Thursday, October 13, 2011 | Posted by: Ben Langford
Categories: Governance, Non-executive director | Tags: Board, boardroom, FTSE 350, women, women in business, gender, diversity, female, review, quotas, directors, representation, Lord Davies, Ben Langford, Davies report
Fresh changes to the UK Corporate Governance Code by the Financial Reporting Council (FRC) this week seek to “strengthen the principle of boardroom diversity” – and companies are being urged to respond rapidly.
The UK government’s response to the high-profile topic of board diversity was the Davies report, released in February 2011, giving UK plc one last chance to voluntarily improve the level of women on boards, with the implicit threat of legislative intervention if progress was not made.
FTSE 350 companies were required to set and disclose targets for 2015 (with a minimum target of 25% for the FTSE 100), reporting on steps taken and planned to achieve this, as well as on progress.
The 2011 Grant Thornton Corporate Governance review showed that gender diversity disclosures were poor with 72% of FTSE 350 companies (FTSE 100: 54%, Mid 250: 81%) failing to mention this topic at all in their annual report.
Of the remainder, just 19 companies (FTSE 100: 13, Mid 250: 6) provided the level of detail as envisaged by Lord Davies.
While these reports were largely drafted when the Davies report was released, this was already a high-profile topic and the disappointing results suggest that gender diversity is low down the boardroom agenda – especially in the smaller mid 250 companies where more than half of boards lack a single female member.
The FRC has this week [11 October 2011] agreed to amend the UK Corporate Governance Code in an attempt to give extra weight and substance to gender diversity disclosures.
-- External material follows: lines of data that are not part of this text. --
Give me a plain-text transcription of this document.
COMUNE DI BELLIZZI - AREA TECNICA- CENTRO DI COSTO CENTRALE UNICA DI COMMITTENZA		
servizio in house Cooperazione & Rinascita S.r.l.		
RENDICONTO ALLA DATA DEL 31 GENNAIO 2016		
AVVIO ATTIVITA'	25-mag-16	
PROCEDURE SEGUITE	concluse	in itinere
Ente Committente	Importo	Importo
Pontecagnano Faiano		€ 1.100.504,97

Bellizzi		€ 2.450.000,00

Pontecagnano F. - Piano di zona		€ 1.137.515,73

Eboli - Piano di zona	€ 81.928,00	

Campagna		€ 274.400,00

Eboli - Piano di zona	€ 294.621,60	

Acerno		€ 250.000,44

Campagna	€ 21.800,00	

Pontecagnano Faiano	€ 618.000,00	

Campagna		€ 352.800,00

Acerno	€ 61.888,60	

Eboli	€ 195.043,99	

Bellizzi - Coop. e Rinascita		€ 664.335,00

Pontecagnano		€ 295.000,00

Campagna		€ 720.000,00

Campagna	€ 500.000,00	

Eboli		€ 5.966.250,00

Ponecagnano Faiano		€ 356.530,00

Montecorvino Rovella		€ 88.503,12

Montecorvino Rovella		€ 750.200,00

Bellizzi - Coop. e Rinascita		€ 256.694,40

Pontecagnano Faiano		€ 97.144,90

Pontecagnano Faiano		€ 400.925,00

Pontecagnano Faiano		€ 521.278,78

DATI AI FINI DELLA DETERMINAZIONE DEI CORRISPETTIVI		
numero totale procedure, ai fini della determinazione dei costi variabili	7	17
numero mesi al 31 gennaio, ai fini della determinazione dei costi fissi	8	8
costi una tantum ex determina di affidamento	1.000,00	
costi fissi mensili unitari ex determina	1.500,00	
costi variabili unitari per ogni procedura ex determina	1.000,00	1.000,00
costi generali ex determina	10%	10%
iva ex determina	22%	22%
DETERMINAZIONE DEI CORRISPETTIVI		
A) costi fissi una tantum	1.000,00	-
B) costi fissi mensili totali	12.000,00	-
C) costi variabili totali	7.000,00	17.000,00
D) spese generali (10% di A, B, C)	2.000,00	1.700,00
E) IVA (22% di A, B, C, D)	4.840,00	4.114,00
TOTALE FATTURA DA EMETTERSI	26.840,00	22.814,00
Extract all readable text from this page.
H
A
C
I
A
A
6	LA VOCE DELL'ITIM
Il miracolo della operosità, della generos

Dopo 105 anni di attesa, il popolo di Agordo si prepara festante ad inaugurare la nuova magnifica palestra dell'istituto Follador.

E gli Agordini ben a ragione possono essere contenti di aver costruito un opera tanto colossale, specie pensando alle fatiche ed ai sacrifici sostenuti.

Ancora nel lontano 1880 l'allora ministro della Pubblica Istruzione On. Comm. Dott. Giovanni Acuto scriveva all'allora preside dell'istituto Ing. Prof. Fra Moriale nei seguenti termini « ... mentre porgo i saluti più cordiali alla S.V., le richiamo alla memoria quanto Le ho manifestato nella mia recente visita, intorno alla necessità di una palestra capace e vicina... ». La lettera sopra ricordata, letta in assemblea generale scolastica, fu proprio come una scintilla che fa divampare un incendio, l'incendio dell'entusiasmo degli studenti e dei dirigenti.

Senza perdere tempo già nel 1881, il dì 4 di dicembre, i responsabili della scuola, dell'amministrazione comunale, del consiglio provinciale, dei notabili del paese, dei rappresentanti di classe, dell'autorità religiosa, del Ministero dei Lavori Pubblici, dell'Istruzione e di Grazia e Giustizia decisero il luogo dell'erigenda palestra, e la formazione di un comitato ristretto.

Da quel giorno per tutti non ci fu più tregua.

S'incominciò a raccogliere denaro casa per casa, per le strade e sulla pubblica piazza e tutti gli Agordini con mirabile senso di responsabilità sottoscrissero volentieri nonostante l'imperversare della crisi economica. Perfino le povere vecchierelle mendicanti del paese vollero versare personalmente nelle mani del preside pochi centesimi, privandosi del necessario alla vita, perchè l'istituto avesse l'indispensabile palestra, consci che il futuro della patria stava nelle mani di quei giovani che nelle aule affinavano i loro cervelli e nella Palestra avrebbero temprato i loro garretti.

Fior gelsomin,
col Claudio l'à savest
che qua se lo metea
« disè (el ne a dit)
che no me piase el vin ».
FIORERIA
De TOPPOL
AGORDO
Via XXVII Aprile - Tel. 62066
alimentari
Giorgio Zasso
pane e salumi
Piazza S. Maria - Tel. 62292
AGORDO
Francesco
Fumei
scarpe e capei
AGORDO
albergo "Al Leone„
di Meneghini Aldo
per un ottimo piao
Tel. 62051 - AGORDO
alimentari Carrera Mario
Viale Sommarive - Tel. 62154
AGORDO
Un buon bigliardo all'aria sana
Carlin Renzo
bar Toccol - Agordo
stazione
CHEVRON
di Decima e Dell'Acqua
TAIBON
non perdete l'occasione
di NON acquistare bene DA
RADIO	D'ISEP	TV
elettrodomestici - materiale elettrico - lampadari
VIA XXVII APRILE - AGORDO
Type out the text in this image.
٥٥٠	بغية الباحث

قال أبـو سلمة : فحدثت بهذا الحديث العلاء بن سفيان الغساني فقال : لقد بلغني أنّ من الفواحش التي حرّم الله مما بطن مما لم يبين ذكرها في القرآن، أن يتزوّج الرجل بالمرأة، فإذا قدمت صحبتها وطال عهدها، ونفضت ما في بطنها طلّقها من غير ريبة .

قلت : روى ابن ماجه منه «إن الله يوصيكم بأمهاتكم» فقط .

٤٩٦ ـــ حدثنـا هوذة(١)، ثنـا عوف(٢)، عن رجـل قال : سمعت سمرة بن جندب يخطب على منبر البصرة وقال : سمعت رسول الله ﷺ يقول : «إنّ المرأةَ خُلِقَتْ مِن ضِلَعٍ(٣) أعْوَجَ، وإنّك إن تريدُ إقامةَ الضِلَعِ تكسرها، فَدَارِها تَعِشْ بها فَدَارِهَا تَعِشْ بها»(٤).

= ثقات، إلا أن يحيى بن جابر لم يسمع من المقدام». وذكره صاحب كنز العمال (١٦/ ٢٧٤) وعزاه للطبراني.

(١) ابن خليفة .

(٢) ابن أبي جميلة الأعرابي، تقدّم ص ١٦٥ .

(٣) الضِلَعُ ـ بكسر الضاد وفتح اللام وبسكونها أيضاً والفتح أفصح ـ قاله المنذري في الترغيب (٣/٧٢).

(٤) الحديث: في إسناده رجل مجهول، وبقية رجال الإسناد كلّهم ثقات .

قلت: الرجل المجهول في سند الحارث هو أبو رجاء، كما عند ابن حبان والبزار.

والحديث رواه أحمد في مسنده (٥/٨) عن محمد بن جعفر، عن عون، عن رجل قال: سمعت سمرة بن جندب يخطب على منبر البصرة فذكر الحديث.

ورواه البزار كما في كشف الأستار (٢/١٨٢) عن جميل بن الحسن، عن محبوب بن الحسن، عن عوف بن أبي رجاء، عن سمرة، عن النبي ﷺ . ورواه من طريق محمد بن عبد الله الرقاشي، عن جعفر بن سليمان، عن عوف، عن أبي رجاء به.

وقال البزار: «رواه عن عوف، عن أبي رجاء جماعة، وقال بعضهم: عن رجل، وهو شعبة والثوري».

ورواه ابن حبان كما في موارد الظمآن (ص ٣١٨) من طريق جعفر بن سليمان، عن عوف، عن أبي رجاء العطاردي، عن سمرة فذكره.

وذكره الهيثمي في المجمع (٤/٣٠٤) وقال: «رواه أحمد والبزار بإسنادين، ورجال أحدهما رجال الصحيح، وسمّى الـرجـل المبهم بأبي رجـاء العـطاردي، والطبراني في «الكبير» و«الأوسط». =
In particular, the nomination committee is tasked with describing the board’s policy on diversity, measurable targets and progress on achieving these objectives. Diversity also becomes an explicit element of board evaluations. These amendments do not come into force until 1 October 2012, although early adoption as always is encouraged.
In Europe, a number of countries have already introduced mandatory quotas. The EU Justice Commissioner issued a voluntary request this summer for large European companies to sign a Women on the Board Pledge for Europe, committing themselves to achieve female board representation of 30% by 2015 and 40% by 2020.
There will be a progress review in March 2012, after which regulatory measures may be considered. Given the apparent low take-up it seems likely that there will be further European action on this issue.
This makes it doubly important for UK companies to be able demonstrate progress in improving the level of women on boards to avoid the mandatory quotas in force elsewhere.